Ok

En poursuivant votre navigation sur ce site, vous acceptez l'utilisation de cookies. Ces derniers assurent le bon fonctionnement de nos services. En savoir plus.

19/01/2006

Outreau : le juge Burgaud, produit de l'époque ?

« J’ai agi en conscience », dit le petit juge d’Outreau. Le pire, c’est que c’est (peut-être) vrai…


 

En demandant que l’on ne fasse pas du juge Burgaud un « bouc émissaire », Mme Guigou  – ex-garde des Sceaux – n’a  pas tort : c’est toute notre pratique judiciaire dans ses conditions actuelles (reflet de l’époque) qui explique la folie d’Outreau. Des vies brisées, des familles brisées, des enfants brisés parce que la Justice n’a pas vu, ou voulu voir, ce qu’était en train de faire un de ses juges…


 « Je veux bien qu’on dise que M. Burgaud n’était pas tout seul, que c’est toute une institution qui a dysfonctionné. Mais je suis désolée, il a de vraies responsabilités, il a fait de vraies erreurs », rectifiait tout de même Karine Duchochois, le 18 janvier, devant la commission d’enquête parlementaire.  

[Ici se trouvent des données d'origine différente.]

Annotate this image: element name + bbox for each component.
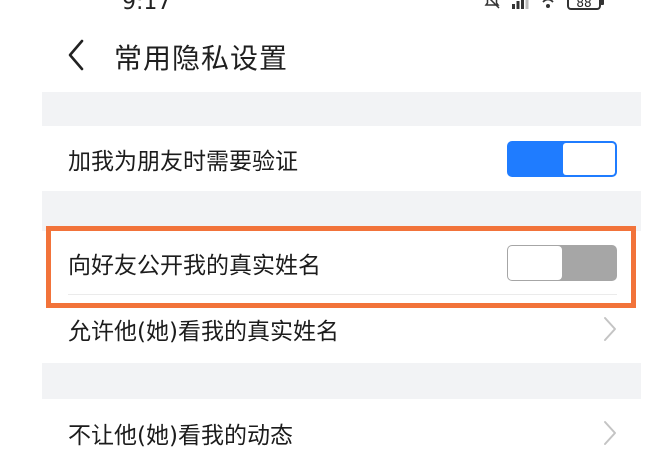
- chevron-right-icon: [604, 317, 616, 341]
- setting-label: 不让他(她)看我的动态: [68, 422, 293, 449]
- setting-label: 向好友公开我的真实姓名: [68, 253, 321, 279]
- header: 常用隐私设置: [42, 18, 641, 92]
- section-gap: [42, 363, 641, 399]
- page-title: 常用隐私设置: [114, 42, 289, 75]
- setting-row-friend-verify[interactable]: 加我为朋友时需要验证: [42, 126, 641, 191]
- section-gap: [42, 92, 641, 126]
- wifi-icon: [542, 0, 554, 8]
- friend-verify-toggle[interactable]: [507, 140, 617, 177]
- status-icons: 88: [483, 0, 604, 12]
- setting-label: 允许他(她)看我的真实姓名: [68, 319, 339, 345]
- toggle-knob: [563, 142, 615, 175]
- setting-row-hide-moments[interactable]: 不让他(她)看我的动态: [42, 399, 641, 466]
- bell-muted-icon: [484, 0, 500, 9]
- status-bar: 9:17 88: [42, 0, 641, 18]
- toggle-knob: [508, 246, 562, 280]
- section-gap: [42, 191, 641, 231]
- setting-label: 加我为朋友时需要验证: [68, 148, 298, 175]
- setting-row-public-real-name[interactable]: 向好友公开我的真实姓名: [42, 231, 641, 295]
- phone-screen: 9:17 88 常用隐私设置 加我为朋友时需要验证 向好友公开我的真实姓名 允许…: [42, 0, 641, 466]
- battery-icon: 88: [567, 0, 604, 10]
- public-real-name-toggle[interactable]: [507, 245, 617, 281]
- signal-icon: [512, 0, 529, 9]
- setting-row-allow-view-name[interactable]: 允许他(她)看我的真实姓名: [42, 295, 641, 363]
- back-chevron-icon[interactable]: [62, 37, 92, 73]
- chevron-right-icon: [604, 420, 616, 445]
- status-time: 9:17: [122, 0, 172, 15]
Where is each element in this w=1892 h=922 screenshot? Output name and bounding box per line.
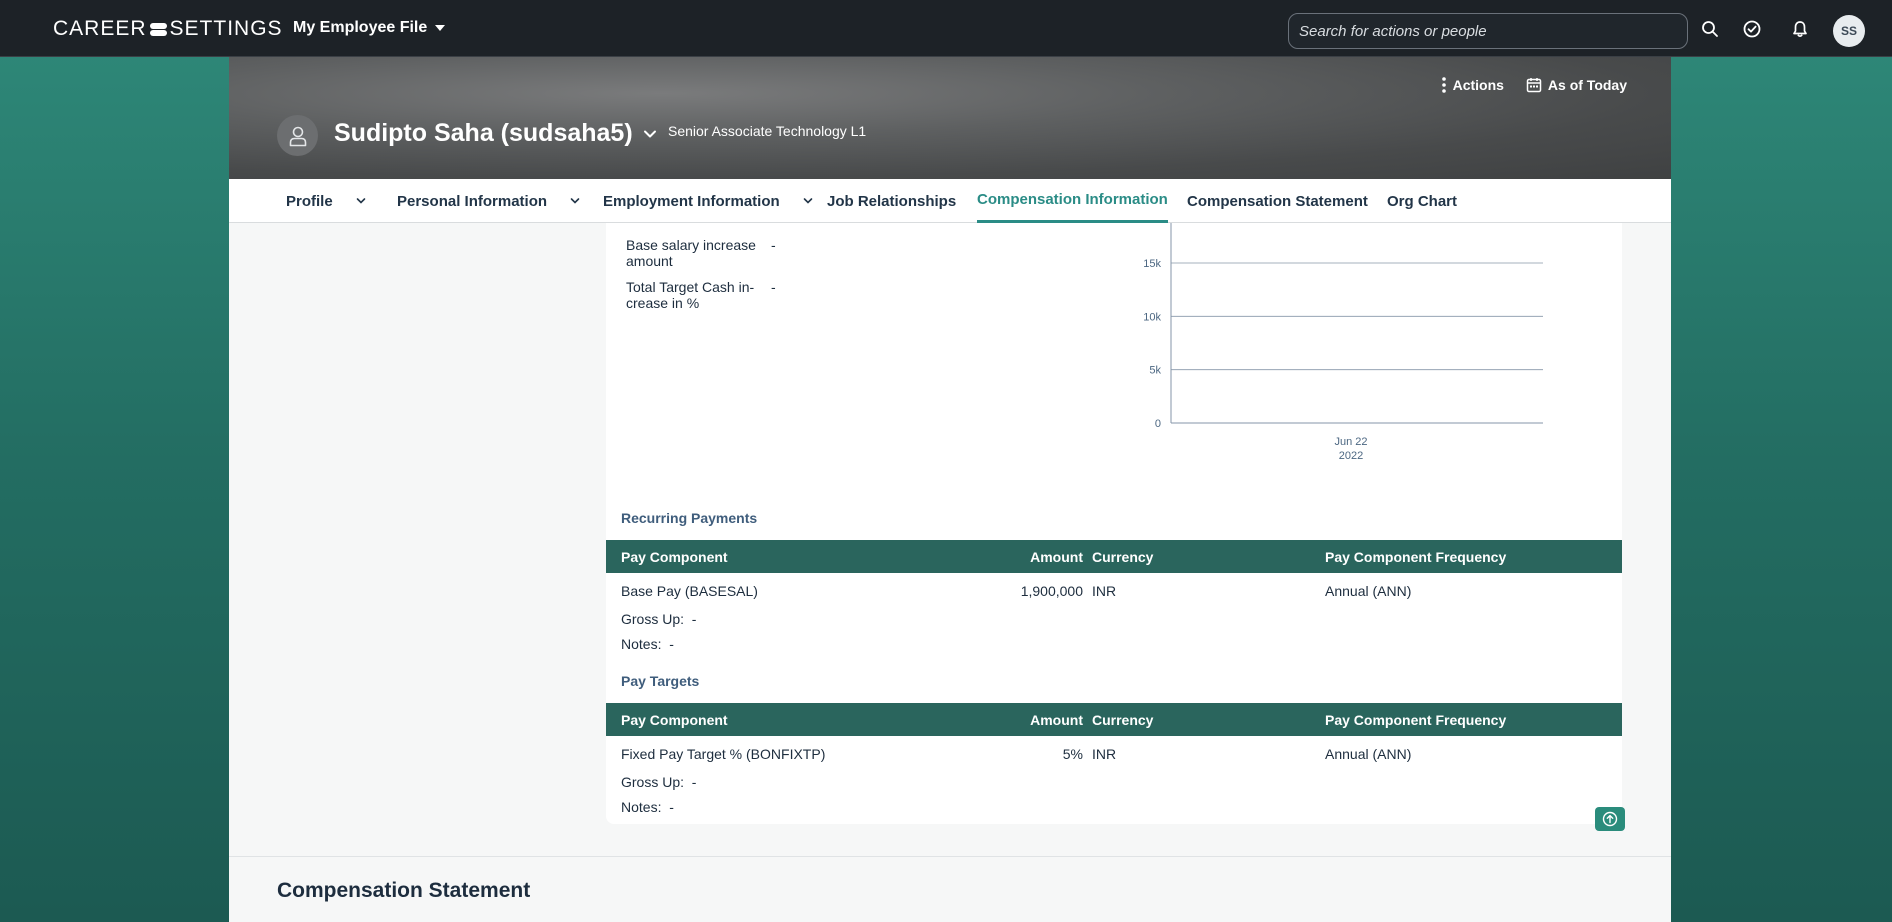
x-tick-sublabel: 2022 [1339, 450, 1363, 462]
compensation-card: Base salary increase amount - Total Targ… [606, 223, 1622, 824]
targets-table-header: Pay Component Amount Currency Pay Compon… [606, 703, 1622, 736]
col-amount: Amount [1030, 712, 1083, 728]
tab-label: Org Chart [1387, 192, 1458, 210]
user-avatar[interactable]: SS [1833, 15, 1865, 47]
app-menu-button[interactable]: My Employee File [293, 19, 446, 37]
actions-button[interactable]: Actions [1441, 76, 1504, 94]
tab-label: Profile [286, 192, 333, 210]
compensation-statement-heading: Compensation Statement [277, 879, 531, 902]
more-vertical-icon [1441, 77, 1446, 93]
cell-pay-component: Fixed Pay Target % (BONFIXTP) [621, 746, 826, 762]
cell-currency: INR [1092, 583, 1117, 599]
bell-icon[interactable] [1790, 19, 1810, 39]
col-frequency: Pay Component Frequency [1325, 549, 1507, 565]
tab-personal-information[interactable]: Personal Information [397, 179, 581, 223]
y-tick-label: 15k [1143, 258, 1161, 270]
chart-x-ticks: Jun 22 2022 [1334, 436, 1367, 462]
cell-frequency: Annual (ANN) [1325, 746, 1412, 762]
search-icon[interactable] [1700, 19, 1720, 39]
tab-compensation-information[interactable]: Compensation Information [977, 179, 1168, 223]
chart-y-ticks: 15k 10k 5k 0 [1143, 258, 1161, 430]
as-of-date-button[interactable]: As of Today [1526, 77, 1627, 93]
company-logo[interactable]: CAREER SETTINGS [53, 17, 283, 41]
tab-label: Employment Information [603, 192, 780, 210]
tab-profile[interactable]: Profile [286, 179, 367, 223]
col-pay-component: Pay Component [621, 712, 728, 728]
chevron-down-icon [570, 198, 580, 204]
cell-pay-component: Base Pay (BASESAL) [621, 583, 758, 599]
arrow-up-icon [1602, 811, 1618, 827]
calendar-icon [1526, 78, 1542, 93]
section-tabbar: Profile Personal Information Employment … [229, 179, 1671, 223]
recurring-table-header: Pay Component Amount Currency Pay Compon… [606, 540, 1622, 573]
pay-targets-title: Pay Targets [621, 673, 700, 689]
cell-frequency: Annual (ANN) [1325, 583, 1412, 599]
notes-line: Notes: - [621, 799, 674, 815]
as-of-label: As of Today [1547, 77, 1627, 93]
chevron-down-icon [356, 198, 365, 204]
logo-text-left: CAREER [53, 17, 147, 40]
chevron-down-icon [803, 198, 812, 204]
header-actions: Actions As of Today [1441, 76, 1627, 94]
actions-label: Actions [1452, 77, 1504, 93]
search-input[interactable] [1288, 13, 1688, 49]
app-menu-label: My Employee File [293, 19, 428, 36]
caret-down-icon [435, 25, 446, 31]
tab-label: Job Relationships [827, 192, 957, 210]
tab-label: Personal Information [397, 192, 548, 210]
y-tick-label: 5k [1149, 365, 1161, 377]
compensation-chart: 15k 10k 5k 0 Jun 22 2022 [1143, 223, 1543, 462]
logo-mark-icon [149, 22, 167, 37]
chart-gridlines [1171, 262, 1543, 371]
section-divider [229, 856, 1671, 857]
tab-compensation-statement[interactable]: Compensation Statement [1187, 179, 1368, 223]
tab-employment-information[interactable]: Employment Information [603, 179, 814, 223]
recurring-payments-title: Recurring Payments [621, 510, 758, 526]
notes-line: Notes: - [621, 636, 674, 652]
col-currency: Currency [1092, 712, 1154, 728]
col-currency: Currency [1092, 549, 1154, 565]
tab-org-chart[interactable]: Org Chart [1387, 179, 1457, 223]
gross-up-line: Gross Up: - [621, 611, 697, 627]
scroll-to-top-button[interactable] [1595, 807, 1625, 831]
person-name-button[interactable]: Sudipto Saha (sudsaha5) [334, 119, 657, 148]
profile-header: Actions As of Today Sudipto Saha (sudsah… [229, 57, 1671, 179]
todo-check-icon[interactable] [1742, 19, 1762, 39]
logo-text-right: SETTINGS [169, 17, 283, 40]
table-row[interactable]: Fixed Pay Target % (BONFIXTP) 5% INR Ann… [606, 737, 1622, 767]
x-tick-label: Jun 22 [1334, 436, 1367, 448]
shell-bar: CAREER SETTINGS My Employee File SS [0, 0, 1892, 57]
gross-up-line: Gross Up: - [621, 774, 697, 790]
person-job-title: Senior Associate Technology L1 [668, 123, 867, 139]
employee-file-panel: Actions As of Today Sudipto Saha (sudsah… [229, 57, 1671, 922]
tab-label: Compensation Information [977, 191, 1168, 208]
tab-job-relationships[interactable]: Job Relationships [827, 179, 956, 223]
tab-label: Compensation Statement [1187, 192, 1368, 210]
col-amount: Amount [1030, 549, 1083, 565]
cell-amount: 1,900,000 [1020, 583, 1083, 599]
y-tick-label: 0 [1155, 418, 1161, 430]
person-name: Sudipto Saha (sudsaha5) [334, 119, 633, 147]
col-pay-component: Pay Component [621, 549, 728, 565]
table-row[interactable]: Base Pay (BASESAL) 1,900,000 INR Annual … [606, 574, 1622, 604]
chevron-down-icon [643, 130, 656, 137]
person-avatar[interactable] [277, 115, 318, 156]
person-icon [289, 126, 306, 146]
cell-currency: INR [1092, 746, 1117, 762]
y-tick-label: 10k [1143, 311, 1161, 323]
cell-amount: 5% [1062, 746, 1083, 762]
col-frequency: Pay Component Frequency [1325, 712, 1507, 728]
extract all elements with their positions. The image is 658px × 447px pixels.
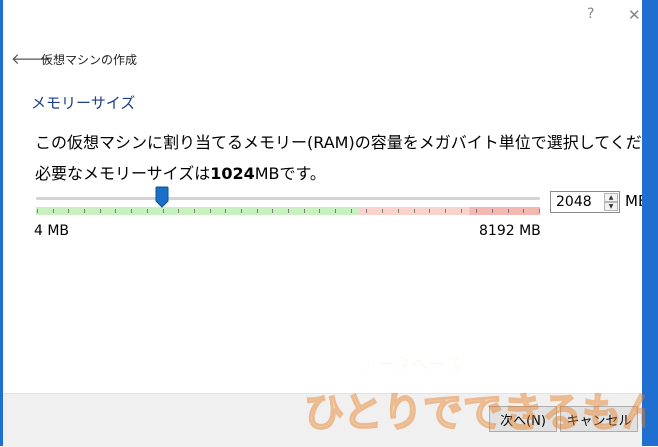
description-line-2: 必要なメモリーサイズは1024MBです。	[35, 160, 326, 184]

Les treize ex-condamnés sont formels.  Le juge, expliquent-ils, a faussé l’instruction, avec un acharnement dans la partialité qui défiait le sens commun. Il a même frôlé l’inhumain dans plusieurs cas : notamment  envers l’huissier Marécaux, lors de la mort de sa mère.   


Alors ce qui frappe, au stade présent, c’est   la bonne conscience  de ce juge.


Il a provoqué un désastre. S’en repent-il ? Pas du tout… Aucun remords.  Il se voit en victime : « Je suis mis en position d’accusé alors que j’estime avoir rempli ma mission honnêtement et conformément à la loi ». Il ne voit pas pourquoi compatir aux douleurs des innocents : présenter des excuses « serait la solution de facilité », déclare-t-il dans les magazines. Son avocat  renchérit dans les quotidiens : « mon client n’a pas à présenter ses excuses, et je peux vous dire qu’il ne va pas le faire ». C’est clair.  « J’estime avoir agi en conscience », proclame Fabrice Burgaud.

 

Or cette formule  - « j’agis en conscience » -  ne veut plus rien dire aujourd’hui. Le subjectivisme actuel dit : "mon" ressenti,  "ma" conscience ; il ne s'occupe pas d'avoir une conscience "droite", c'est à dire d'agir selon le vrai et le juste. Dans le Nouveau Charabia (1) qui nous tient lieu d'idiome, "j'agis en conscience" est devenu synonyme de : « J’ai envie… ». Ou de : « Je suis moi-même… ». Ou de : « Je vis mes désirs… ». La conscience est confondue avec les pulsions irrationnelles. L’individu croit que ces pulsions constituent son moi, et que leur épanouissement ne doit être entravé par rien (par aucun "sentiment de culpabilité"). Il croit donc que, pour « rester  lui-même », il doit « rejeter les culpabilités ».  Pour ne pas se « culpabiliser », il refusera d’assumer ses responsabilités, de reconnaître ses erreurs (et même les conséquences flagrantes de ces erreurs). Il se fera aveugle  pour ne plus devoir tenir compte du vrai et du juste, notions fâcheusement objectives, pleines d’aspérités : des notions susceptibles – par  exemple – d’empêcher un juge de déguiser  treize innocents en monstres. Le juge instruira uniquement à charge, persuadé de la culpabilité des treize parce que "c'est comme ça qu'il le sent".

 

Ainsi la "conscience" actuelle dira  qu'elle a suivi son feeling, et qu'on n'a pas le droit de le lui reprocher. Son sentiment sera si fort qu'elle faussera (sans même s'en rendre compte) l'application de codes sociaux essentiels : des règles de procédure, par exemple.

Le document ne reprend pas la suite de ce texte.